There was no procedure related mortality in any of the 487 patients.

Table 4. Complications.

Complications No. of patients (%)
Hypotension 85(17.45%)
Fever(thrombophlebitis) 15(3.08%)
Paresthesia&numbness 10(2.05%)
No complications 377(77.41%)
total 487(100%)

Patient with chronic inflammatory demylinating polyneurolpthy 124(25.4%) are diabetic, while 213(43.7%) are non diabetic patients as shown in table 5.

Table 5. Chronic inflammatory polyneuropathy.

Chronic inflammatory polyneuropathy No of patients
With diabetes mellitus 124(25.4%)
Without diabetes mellitus 213(43.7%)

4. Discussion

We report a series of 487 cases that underwent 1699 cycles of PE over 36 months for various neurological diseases. The major indication for the procedure was chronic inflammatory polyneuropathy (337 patients, (69.20). [7, 8, 9]

Majority of patients were adults and middle aged persons (Mean age: 46.22; range: 8-85) [17]. We employ PE in patients in the pediatric age group and the youngest patient in our cohort was 8-year-old. In children, therapeutic PE procedures are associated with multiple and unique challenges relevant psychological issues, modification of protocols and technical hardware are often necessary for safe and effective treatment in children, but its still safe by expert hands [10].

Chronic inflammatory demyelinating polyneuropathy is believed to be due to immune cells, which normally protect the body from foreign infection, incorrectly attacking the nerves in the body instead. Recent studies have reported that patients with diabetes mellitus (DM) have a predisposition to develop chronic inflammatory demyelinating polyneuropathy (CIDP). Demyelinating neuropathy meeting the electrophysiological criteria for CIDP occurred in both types of DM, and its occurrence was significantly higher in diabetic than in nondiabetic patients.

Most patients visit our unit are CIDP patients (69%) and (24.02%) are diabetics which show that the cleared association between diabetes mellitus and CIDP, plasmapheresis better than steroid in diabetic patients [11].

In our series, there was a much higher incidence of hypotension (17.45%) compared to the 2.6-8.1% incidence in previous reports. Due to autonomic dysfunction, involavment because vast majority of our patients were havingCIDP& GBS.
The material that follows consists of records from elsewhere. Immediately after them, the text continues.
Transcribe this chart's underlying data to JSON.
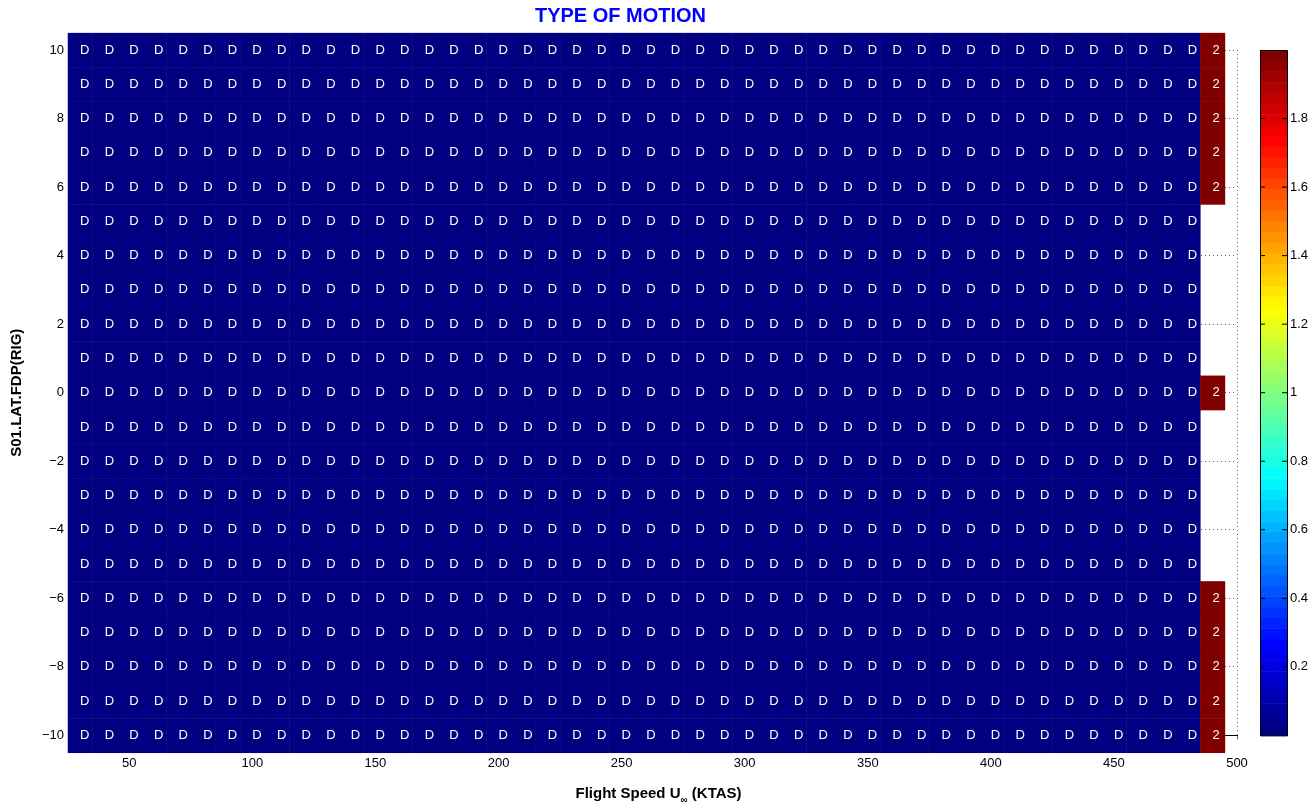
{
  "chart_data": {
    "type": "heatmap",
    "title": "TYPE OF MOTION",
    "xlabel": "Flight Speed U$_{∞}$ (KTAS)",
    "ylabel": "S01.LAT.FDP(RIG)",
    "x": [
      30,
      40,
      50,
      60,
      70,
      80,
      90,
      100,
      110,
      120,
      130,
      140,
      150,
      160,
      170,
      180,
      190,
      200,
      210,
      220,
      230,
      240,
      250,
      260,
      270,
      280,
      290,
      300,
      310,
      320,
      330,
      340,
      350,
      360,
      370,
      380,
      390,
      400,
      410,
      420,
      430,
      440,
      450,
      460,
      470,
      480,
      490
    ],
    "y_categories": [
      "10",
      null,
      "8",
      null,
      "6",
      null,
      "4",
      null,
      "2",
      null,
      "0",
      null,
      "−2",
      null,
      "−4",
      null,
      "−6",
      null,
      "−8",
      null,
      "−10"
    ],
    "xlim": [
      30,
      500
    ],
    "xticks": [
      50,
      100,
      150,
      200,
      250,
      300,
      350,
      400,
      450,
      500
    ],
    "clim": [
      0,
      2
    ],
    "cticks": [
      0.2,
      0.4,
      0.6,
      0.8,
      1,
      1.2,
      1.4,
      1.6,
      1.8
    ],
    "grid": true,
    "legend": false,
    "line_style": "dotted",
    "cells": [
      [
        0,
        0,
        0,
        0,
        0,
        0,
        0,
        0,
        0,
        0,
        0,
        0,
        0,
        0,
        0,
        0,
        0,
        0,
        0,
        0,
        0,
        0,
        0,
        0,
        0,
        0,
        0,
        0,
        0,
        0,
        0,
        0,
        0,
        0,
        0,
        0,
        0,
        0,
        0,
        0,
        0,
        0,
        0,
        0,
        0,
        0,
        2
      ],
      [
        0,
        0,
        0,
        0,
        0,
        0,
        0,
        0,
        0,
        0,
        0,
        0,
        0,
        0,
        0,
        0,
        0,
        0,
        0,
        0,
        0,
        0,
        0,
        0,
        0,
        0,
        0,
        0,
        0,
        0,
        0,
        0,
        0,
        0,
        0,
        0,
        0,
        0,
        0,
        0,
        0,
        0,
        0,
        0,
        0,
        0,
        2
      ],
      [
        0,
        0,
        0,
        0,
        0,
        0,
        0,
        0,
        0,
        0,
        0,
        0,
        0,
        0,
        0,
        0,
        0,
        0,
        0,
        0,
        0,
        0,
        0,
        0,
        0,
        0,
        0,
        0,
        0,
        0,
        0,
        0,
        0,
        0,
        0,
        0,
        0,
        0,
        0,
        0,
        0,
        0,
        0,
        0,
        0,
        0,
        2
      ],
      [
        0,
        0,
        0,
        0,
        0,
        0,
        0,
        0,
        0,
        0,
        0,
        0,
        0,
        0,
        0,
        0,
        0,
        0,
        0,
        0,
        0,
        0,
        0,
        0,
        0,
        0,
        0,
        0,
        0,
        0,
        0,
        0,
        0,
        0,
        0,
        0,
        0,
        0,
        0,
        0,
        0,
        0,
        0,
        0,
        0,
        0,
        2
      ],
      [
        0,
        0,
        0,
        0,
        0,
        0,
        0,
        0,
        0,
        0,
        0,
        0,
        0,
        0,
        0,
        0,
        0,
        0,
        0,
        0,
        0,
        0,
        0,
        0,
        0,
        0,
        0,
        0,
        0,
        0,
        0,
        0,
        0,
        0,
        0,
        0,
        0,
        0,
        0,
        0,
        0,
        0,
        0,
        0,
        0,
        0,
        2
      ],
      [
        0,
        0,
        0,
        0,
        0,
        0,
        0,
        0,
        0,
        0,
        0,
        0,
        0,
        0,
        0,
        0,
        0,
        0,
        0,
        0,
        0,
        0,
        0,
        0,
        0,
        0,
        0,
        0,
        0,
        0,
        0,
        0,
        0,
        0,
        0,
        0,
        0,
        0,
        0,
        0,
        0,
        0,
        0,
        0,
        0,
        0,
        null
      ],
      [
        0,
        0,
        0,
        0,
        0,
        0,
        0,
        0,
        0,
        0,
        0,
        0,
        0,
        0,
        0,
        0,
        0,
        0,
        0,
        0,
        0,
        0,
        0,
        0,
        0,
        0,
        0,
        0,
        0,
        0,
        0,
        0,
        0,
        0,
        0,
        0,
        0,
        0,
        0,
        0,
        0,
        0,
        0,
        0,
        0,
        0,
        null
      ],
      [
        0,
        0,
        0,
        0,
        0,
        0,
        0,
        0,
        0,
        0,
        0,
        0,
        0,
        0,
        0,
        0,
        0,
        0,
        0,
        0,
        0,
        0,
        0,
        0,
        0,
        0,
        0,
        0,
        0,
        0,
        0,
        0,
        0,
        0,
        0,
        0,
        0,
        0,
        0,
        0,
        0,
        0,
        0,
        0,
        0,
        0,
        null
      ],
      [
        0,
        0,
        0,
        0,
        0,
        0,
        0,
        0,
        0,
        0,
        0,
        0,
        0,
        0,
        0,
        0,
        0,
        0,
        0,
        0,
        0,
        0,
        0,
        0,
        0,
        0,
        0,
        0,
        0,
        0,
        0,
        0,
        0,
        0,
        0,
        0,
        0,
        0,
        0,
        0,
        0,
        0,
        0,
        0,
        0,
        0,
        null
      ],
      [
        0,
        0,
        0,
        0,
        0,
        0,
        0,
        0,
        0,
        0,
        0,
        0,
        0,
        0,
        0,
        0,
        0,
        0,
        0,
        0,
        0,
        0,
        0,
        0,
        0,
        0,
        0,
        0,
        0,
        0,
        0,
        0,
        0,
        0,
        0,
        0,
        0,
        0,
        0,
        0,
        0,
        0,
        0,
        0,
        0,
        0,
        null
      ],
      [
        0,
        0,
        0,
        0,
        0,
        0,
        0,
        0,
        0,
        0,
        0,
        0,
        0,
        0,
        0,
        0,
        0,
        0,
        0,
        0,
        0,
        0,
        0,
        0,
        0,
        0,
        0,
        0,
        0,
        0,
        0,
        0,
        0,
        0,
        0,
        0,
        0,
        0,
        0,
        0,
        0,
        0,
        0,
        0,
        0,
        0,
        2
      ],
      [
        0,
        0,
        0,
        0,
        0,
        0,
        0,
        0,
        0,
        0,
        0,
        0,
        0,
        0,
        0,
        0,
        0,
        0,
        0,
        0,
        0,
        0,
        0,
        0,
        0,
        0,
        0,
        0,
        0,
        0,
        0,
        0,
        0,
        0,
        0,
        0,
        0,
        0,
        0,
        0,
        0,
        0,
        0,
        0,
        0,
        0,
        null
      ],
      [
        0,
        0,
        0,
        0,
        0,
        0,
        0,
        0,
        0,
        0,
        0,
        0,
        0,
        0,
        0,
        0,
        0,
        0,
        0,
        0,
        0,
        0,
        0,
        0,
        0,
        0,
        0,
        0,
        0,
        0,
        0,
        0,
        0,
        0,
        0,
        0,
        0,
        0,
        0,
        0,
        0,
        0,
        0,
        0,
        0,
        0,
        null
      ],
      [
        0,
        0,
        0,
        0,
        0,
        0,
        0,
        0,
        0,
        0,
        0,
        0,
        0,
        0,
        0,
        0,
        0,
        0,
        0,
        0,
        0,
        0,
        0,
        0,
        0,
        0,
        0,
        0,
        0,
        0,
        0,
        0,
        0,
        0,
        0,
        0,
        0,
        0,
        0,
        0,
        0,
        0,
        0,
        0,
        0,
        0,
        null
      ],
      [
        0,
        0,
        0,
        0,
        0,
        0,
        0,
        0,
        0,
        0,
        0,
        0,
        0,
        0,
        0,
        0,
        0,
        0,
        0,
        0,
        0,
        0,
        0,
        0,
        0,
        0,
        0,
        0,
        0,
        0,
        0,
        0,
        0,
        0,
        0,
        0,
        0,
        0,
        0,
        0,
        0,
        0,
        0,
        0,
        0,
        0,
        null
      ],
      [
        0,
        0,
        0,
        0,
        0,
        0,
        0,
        0,
        0,
        0,
        0,
        0,
        0,
        0,
        0,
        0,
        0,
        0,
        0,
        0,
        0,
        0,
        0,
        0,
        0,
        0,
        0,
        0,
        0,
        0,
        0,
        0,
        0,
        0,
        0,
        0,
        0,
        0,
        0,
        0,
        0,
        0,
        0,
        0,
        0,
        0,
        null
      ],
      [
        0,
        0,
        0,
        0,
        0,
        0,
        0,
        0,
        0,
        0,
        0,
        0,
        0,
        0,
        0,
        0,
        0,
        0,
        0,
        0,
        0,
        0,
        0,
        0,
        0,
        0,
        0,
        0,
        0,
        0,
        0,
        0,
        0,
        0,
        0,
        0,
        0,
        0,
        0,
        0,
        0,
        0,
        0,
        0,
        0,
        0,
        2
      ],
      [
        0,
        0,
        0,
        0,
        0,
        0,
        0,
        0,
        0,
        0,
        0,
        0,
        0,
        0,
        0,
        0,
        0,
        0,
        0,
        0,
        0,
        0,
        0,
        0,
        0,
        0,
        0,
        0,
        0,
        0,
        0,
        0,
        0,
        0,
        0,
        0,
        0,
        0,
        0,
        0,
        0,
        0,
        0,
        0,
        0,
        0,
        2
      ],
      [
        0,
        0,
        0,
        0,
        0,
        0,
        0,
        0,
        0,
        0,
        0,
        0,
        0,
        0,
        0,
        0,
        0,
        0,
        0,
        0,
        0,
        0,
        0,
        0,
        0,
        0,
        0,
        0,
        0,
        0,
        0,
        0,
        0,
        0,
        0,
        0,
        0,
        0,
        0,
        0,
        0,
        0,
        0,
        0,
        0,
        0,
        2
      ],
      [
        0,
        0,
        0,
        0,
        0,
        0,
        0,
        0,
        0,
        0,
        0,
        0,
        0,
        0,
        0,
        0,
        0,
        0,
        0,
        0,
        0,
        0,
        0,
        0,
        0,
        0,
        0,
        0,
        0,
        0,
        0,
        0,
        0,
        0,
        0,
        0,
        0,
        0,
        0,
        0,
        0,
        0,
        0,
        0,
        0,
        0,
        2
      ],
      [
        0,
        0,
        0,
        0,
        0,
        0,
        0,
        0,
        0,
        0,
        0,
        0,
        0,
        0,
        0,
        0,
        0,
        0,
        0,
        0,
        0,
        0,
        0,
        0,
        0,
        0,
        0,
        0,
        0,
        0,
        0,
        0,
        0,
        0,
        0,
        0,
        0,
        0,
        0,
        0,
        0,
        0,
        0,
        0,
        0,
        0,
        2
      ]
    ],
    "cell_labels": [
      [
        "D",
        "D",
        "D",
        "D",
        "D",
        "D",
        "D",
        "D",
        "D",
        "D",
        "D",
        "D",
        "D",
        "D",
        "D",
        "D",
        "D",
        "D",
        "D",
        "D",
        "D",
        "D",
        "D",
        "D",
        "D",
        "D",
        "D",
        "D",
        "D",
        "D",
        "D",
        "D",
        "D",
        "D",
        "D",
        "D",
        "D",
        "D",
        "D",
        "D",
        "D",
        "D",
        "D",
        "D",
        "D",
        "D",
        "2"
      ],
      [
        "D",
        "D",
        "D",
        "D",
        "D",
        "D",
        "D",
        "D",
        "D",
        "D",
        "D",
        "D",
        "D",
        "D",
        "D",
        "D",
        "D",
        "D",
        "D",
        "D",
        "D",
        "D",
        "D",
        "D",
        "D",
        "D",
        "D",
        "D",
        "D",
        "D",
        "D",
        "D",
        "D",
        "D",
        "D",
        "D",
        "D",
        "D",
        "D",
        "D",
        "D",
        "D",
        "D",
        "D",
        "D",
        "D",
        "2"
      ],
      [
        "D",
        "D",
        "D",
        "D",
        "D",
        "D",
        "D",
        "D",
        "D",
        "D",
        "D",
        "D",
        "D",
        "D",
        "D",
        "D",
        "D",
        "D",
        "D",
        "D",
        "D",
        "D",
        "D",
        "D",
        "D",
        "D",
        "D",
        "D",
        "D",
        "D",
        "D",
        "D",
        "D",
        "D",
        "D",
        "D",
        "D",
        "D",
        "D",
        "D",
        "D",
        "D",
        "D",
        "D",
        "D",
        "D",
        "2"
      ],
      [
        "D",
        "D",
        "D",
        "D",
        "D",
        "D",
        "D",
        "D",
        "D",
        "D",
        "D",
        "D",
        "D",
        "D",
        "D",
        "D",
        "D",
        "D",
        "D",
        "D",
        "D",
        "D",
        "D",
        "D",
        "D",
        "D",
        "D",
        "D",
        "D",
        "D",
        "D",
        "D",
        "D",
        "D",
        "D",
        "D",
        "D",
        "D",
        "D",
        "D",
        "D",
        "D",
        "D",
        "D",
        "D",
        "D",
        "2"
      ],
      [
        "D",
        "D",
        "D",
        "D",
        "D",
        "D",
        "D",
        "D",
        "D",
        "D",
        "D",
        "D",
        "D",
        "D",
        "D",
        "D",
        "D",
        "D",
        "D",
        "D",
        "D",
        "D",
        "D",
        "D",
        "D",
        "D",
        "D",
        "D",
        "D",
        "D",
        "D",
        "D",
        "D",
        "D",
        "D",
        "D",
        "D",
        "D",
        "D",
        "D",
        "D",
        "D",
        "D",
        "D",
        "D",
        "D",
        "2"
      ],
      [
        "D",
        "D",
        "D",
        "D",
        "D",
        "D",
        "D",
        "D",
        "D",
        "D",
        "D",
        "D",
        "D",
        "D",
        "D",
        "D",
        "D",
        "D",
        "D",
        "D",
        "D",
        "D",
        "D",
        "D",
        "D",
        "D",
        "D",
        "D",
        "D",
        "D",
        "D",
        "D",
        "D",
        "D",
        "D",
        "D",
        "D",
        "D",
        "D",
        "D",
        "D",
        "D",
        "D",
        "D",
        "D",
        "D",
        null
      ],
      [
        "D",
        "D",
        "D",
        "D",
        "D",
        "D",
        "D",
        "D",
        "D",
        "D",
        "D",
        "D",
        "D",
        "D",
        "D",
        "D",
        "D",
        "D",
        "D",
        "D",
        "D",
        "D",
        "D",
        "D",
        "D",
        "D",
        "D",
        "D",
        "D",
        "D",
        "D",
        "D",
        "D",
        "D",
        "D",
        "D",
        "D",
        "D",
        "D",
        "D",
        "D",
        "D",
        "D",
        "D",
        "D",
        "D",
        null
      ],
      [
        "D",
        "D",
        "D",
        "D",
        "D",
        "D",
        "D",
        "D",
        "D",
        "D",
        "D",
        "D",
        "D",
        "D",
        "D",
        "D",
        "D",
        "D",
        "D",
        "D",
        "D",
        "D",
        "D",
        "D",
        "D",
        "D",
        "D",
        "D",
        "D",
        "D",
        "D",
        "D",
        "D",
        "D",
        "D",
        "D",
        "D",
        "D",
        "D",
        "D",
        "D",
        "D",
        "D",
        "D",
        "D",
        "D",
        null
      ],
      [
        "D",
        "D",
        "D",
        "D",
        "D",
        "D",
        "D",
        "D",
        "D",
        "D",
        "D",
        "D",
        "D",
        "D",
        "D",
        "D",
        "D",
        "D",
        "D",
        "D",
        "D",
        "D",
        "D",
        "D",
        "D",
        "D",
        "D",
        "D",
        "D",
        "D",
        "D",
        "D",
        "D",
        "D",
        "D",
        "D",
        "D",
        "D",
        "D",
        "D",
        "D",
        "D",
        "D",
        "D",
        "D",
        "D",
        null
      ],
      [
        "D",
        "D",
        "D",
        "D",
        "D",
        "D",
        "D",
        "D",
        "D",
        "D",
        "D",
        "D",
        "D",
        "D",
        "D",
        "D",
        "D",
        "D",
        "D",
        "D",
        "D",
        "D",
        "D",
        "D",
        "D",
        "D",
        "D",
        "D",
        "D",
        "D",
        "D",
        "D",
        "D",
        "D",
        "D",
        "D",
        "D",
        "D",
        "D",
        "D",
        "D",
        "D",
        "D",
        "D",
        "D",
        "D",
        null
      ],
      [
        "D",
        "D",
        "D",
        "D",
        "D",
        "D",
        "D",
        "D",
        "D",
        "D",
        "D",
        "D",
        "D",
        "D",
        "D",
        "D",
        "D",
        "D",
        "D",
        "D",
        "D",
        "D",
        "D",
        "D",
        "D",
        "D",
        "D",
        "D",
        "D",
        "D",
        "D",
        "D",
        "D",
        "D",
        "D",
        "D",
        "D",
        "D",
        "D",
        "D",
        "D",
        "D",
        "D",
        "D",
        "D",
        "D",
        "2"
      ],
      [
        "D",
        "D",
        "D",
        "D",
        "D",
        "D",
        "D",
        "D",
        "D",
        "D",
        "D",
        "D",
        "D",
        "D",
        "D",
        "D",
        "D",
        "D",
        "D",
        "D",
        "D",
        "D",
        "D",
        "D",
        "D",
        "D",
        "D",
        "D",
        "D",
        "D",
        "D",
        "D",
        "D",
        "D",
        "D",
        "D",
        "D",
        "D",
        "D",
        "D",
        "D",
        "D",
        "D",
        "D",
        "D",
        "D",
        null
      ],
      [
        "D",
        "D",
        "D",
        "D",
        "D",
        "D",
        "D",
        "D",
        "D",
        "D",
        "D",
        "D",
        "D",
        "D",
        "D",
        "D",
        "D",
        "D",
        "D",
        "D",
        "D",
        "D",
        "D",
        "D",
        "D",
        "D",
        "D",
        "D",
        "D",
        "D",
        "D",
        "D",
        "D",
        "D",
        "D",
        "D",
        "D",
        "D",
        "D",
        "D",
        "D",
        "D",
        "D",
        "D",
        "D",
        "D",
        null
      ],
      [
        "D",
        "D",
        "D",
        "D",
        "D",
        "D",
        "D",
        "D",
        "D",
        "D",
        "D",
        "D",
        "D",
        "D",
        "D",
        "D",
        "D",
        "D",
        "D",
        "D",
        "D",
        "D",
        "D",
        "D",
        "D",
        "D",
        "D",
        "D",
        "D",
        "D",
        "D",
        "D",
        "D",
        "D",
        "D",
        "D",
        "D",
        "D",
        "D",
        "D",
        "D",
        "D",
        "D",
        "D",
        "D",
        "D",
        null
      ],
      [
        "D",
        "D",
        "D",
        "D",
        "D",
        "D",
        "D",
        "D",
        "D",
        "D",
        "D",
        "D",
        "D",
        "D",
        "D",
        "D",
        "D",
        "D",
        "D",
        "D",
        "D",
        "D",
        "D",
        "D",
        "D",
        "D",
        "D",
        "D",
        "D",
        "D",
        "D",
        "D",
        "D",
        "D",
        "D",
        "D",
        "D",
        "D",
        "D",
        "D",
        "D",
        "D",
        "D",
        "D",
        "D",
        "D",
        null
      ],
      [
        "D",
        "D",
        "D",
        "D",
        "D",
        "D",
        "D",
        "D",
        "D",
        "D",
        "D",
        "D",
        "D",
        "D",
        "D",
        "D",
        "D",
        "D",
        "D",
        "D",
        "D",
        "D",
        "D",
        "D",
        "D",
        "D",
        "D",
        "D",
        "D",
        "D",
        "D",
        "D",
        "D",
        "D",
        "D",
        "D",
        "D",
        "D",
        "D",
        "D",
        "D",
        "D",
        "D",
        "D",
        "D",
        "D",
        null
      ],
      [
        "D",
        "D",
        "D",
        "D",
        "D",
        "D",
        "D",
        "D",
        "D",
        "D",
        "D",
        "D",
        "D",
        "D",
        "D",
        "D",
        "D",
        "D",
        "D",
        "D",
        "D",
        "D",
        "D",
        "D",
        "D",
        "D",
        "D",
        "D",
        "D",
        "D",
        "D",
        "D",
        "D",
        "D",
        "D",
        "D",
        "D",
        "D",
        "D",
        "D",
        "D",
        "D",
        "D",
        "D",
        "D",
        "D",
        "2"
      ],
      [
        "D",
        "D",
        "D",
        "D",
        "D",
        "D",
        "D",
        "D",
        "D",
        "D",
        "D",
        "D",
        "D",
        "D",
        "D",
        "D",
        "D",
        "D",
        "D",
        "D",
        "D",
        "D",
        "D",
        "D",
        "D",
        "D",
        "D",
        "D",
        "D",
        "D",
        "D",
        "D",
        "D",
        "D",
        "D",
        "D",
        "D",
        "D",
        "D",
        "D",
        "D",
        "D",
        "D",
        "D",
        "D",
        "D",
        "2"
      ],
      [
        "D",
        "D",
        "D",
        "D",
        "D",
        "D",
        "D",
        "D",
        "D",
        "D",
        "D",
        "D",
        "D",
        "D",
        "D",
        "D",
        "D",
        "D",
        "D",
        "D",
        "D",
        "D",
        "D",
        "D",
        "D",
        "D",
        "D",
        "D",
        "D",
        "D",
        "D",
        "D",
        "D",
        "D",
        "D",
        "D",
        "D",
        "D",
        "D",
        "D",
        "D",
        "D",
        "D",
        "D",
        "D",
        "D",
        "2"
      ],
      [
        "D",
        "D",
        "D",
        "D",
        "D",
        "D",
        "D",
        "D",
        "D",
        "D",
        "D",
        "D",
        "D",
        "D",
        "D",
        "D",
        "D",
        "D",
        "D",
        "D",
        "D",
        "D",
        "D",
        "D",
        "D",
        "D",
        "D",
        "D",
        "D",
        "D",
        "D",
        "D",
        "D",
        "D",
        "D",
        "D",
        "D",
        "D",
        "D",
        "D",
        "D",
        "D",
        "D",
        "D",
        "D",
        "D",
        "2"
      ],
      [
        "D",
        "D",
        "D",
        "D",
        "D",
        "D",
        "D",
        "D",
        "D",
        "D",
        "D",
        "D",
        "D",
        "D",
        "D",
        "D",
        "D",
        "D",
        "D",
        "D",
        "D",
        "D",
        "D",
        "D",
        "D",
        "D",
        "D",
        "D",
        "D",
        "D",
        "D",
        "D",
        "D",
        "D",
        "D",
        "D",
        "D",
        "D",
        "D",
        "D",
        "D",
        "D",
        "D",
        "D",
        "D",
        "D",
        "2"
      ]
    ]
  }
}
These events (hypotension, arrythemia, nosia, vomitting) are usually mild and resolves without 1treatment. Because of problems related to vascular access, 4-5% of PE may have to be terminated. [11] Hypotension was treated by lowering the pump speed or temporarily stopping the procedure and infusion of normal saline or fresh frozen plasma (FFP). Blood pressure (BP) and pulse were monitored every 15-30 minute intervals during the sessions and patients were closely observed for changes in appearance, development of symptoms (e.g., lightheadedness, nausea, parasthesias, etc.). This is attributed the large fluid shifts between the intra and extra vascular compartments with associated electrolyte imbalances and the citrate content of the anticoagulant in the FFP which chelates the calcium. That’s the same reported incidence of these symptoms ranges from 1.5%-9%. [12] Similarly, However, the previous lower rates of the reported adverse effects could be explained. we used FFP as the replacement fluid which has been associated with higher incidence of hypotension and other adverse events. The French Cooperative Group on plasma exchange in GBS has recommended albumin in place of FFP, as replacement fluid, [13] but we preferred FFP over albumin owing to the higher cost of the latter. Nevertheless, the high incidence of adverse events in our study is in agreement with some previous studies, including one large study from India. [14] The overall mortality rate in PE, neurological and non-neurological indications combined together, is estimated to be 1-3 per 10,000 procedures. [15, 16] Globally, neurological disorders constitute the leading indication for PE, followed by hematological, renal and rheumatologic disorders. Hyperviscosity syndrome, cryoglobulinemia, thrombotic thrombocytopenic purpura, hemolytic uremic syndrome and idiopathic thrombocytopenia are some of the leading haematological indications [17, 18].

5. Conclusion

Our results show that PE is a safe and effective treatment, for various immune mediated neurological disorders.